The Centre- State relations can be divided under three heads: 

1. Legislative Relations

2. Executive (Administrative) Relations

3. Financial Relations

Legislative Relations

a. Distribution in territorial extent
b. Distribution of legislative subjects
c. Parliament on State subjects
d. Center over State Legislation

a. Distribution in territorial extent:

  • Parliament’s territorial covers whole country and State’s limited to the State only and it’s laws are not applicable outside the State.
  • The Parliament can alone make extra-territorial legislation for Indian citizens outside the country.

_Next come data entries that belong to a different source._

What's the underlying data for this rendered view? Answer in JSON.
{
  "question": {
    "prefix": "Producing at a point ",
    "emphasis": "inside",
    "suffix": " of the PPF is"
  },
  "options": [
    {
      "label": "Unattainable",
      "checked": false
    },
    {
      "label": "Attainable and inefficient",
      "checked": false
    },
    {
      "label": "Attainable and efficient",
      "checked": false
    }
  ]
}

b. Distribution of legislative subjects:

  • The Constitution provides for a three- fold distribution of legislative subjects
    between the Center and the States. 
  • The Union List has subjects of national importance and requires uniformity of legislation nationwide. The State List has subjects of local importance, and permits the diversity. The matters on which uniformity is desirable but not essential are enumerated in the Concurrent List.
  • The Parliament has exclusive control over the subjects of the Union List (100 subjects), whereas the State Legislature has complete control over the subjects of the State List (61 subjects). 
  • Both can make laws on the subjects of Concurrent List (52 subjects like education, forests, wild life, electricity, family planning, criminal law and procedure). However, in case of a conflict, Central law prevails over a State Law.
  • The power to make laws on residual subjects is vested in the Parliament. 

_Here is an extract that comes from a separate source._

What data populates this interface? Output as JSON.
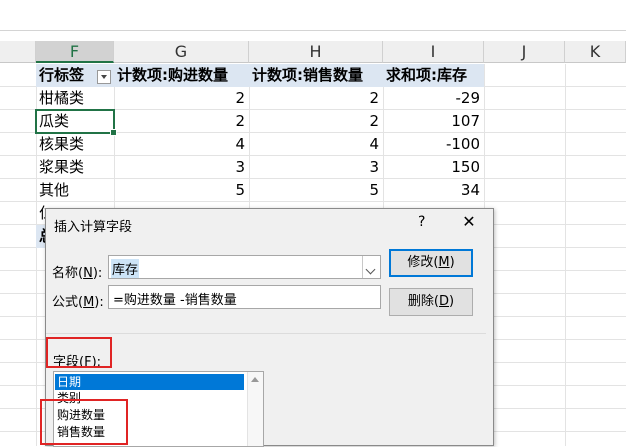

c. Parliament on State subjects:

  • When extraordinary situation arises, the Centre- State relation gets modified to empower the Parliament to make laws on a subject of State List.
  • Circumstances of extraordinary situations are:
    1. When Rajya Sabha passes a resolution (with 2/3 majority)
    It remains in force for 1 year and can be extended to any number of times

    2. During national emergency
    3. During President’s rule
    4. On request from States
    Two or more State passes a resolution, it can be repealed or amended by the Parliament only

    5. Implementation of International Agreements
    To fulfill international obligation and commitments 

d. Center over State Legislation

  • The Governor can reserve certain types of bills for the consideration of the President (absolute veto with the President)
  • Certain bills can be introduced in the State Legislature only after previous sanction from the President (e.g.: imposing restriction on freedom of trade and commerce)
  • The President can direct the States to reserve money bills and other financial bills for his consideration during Financial Emergency.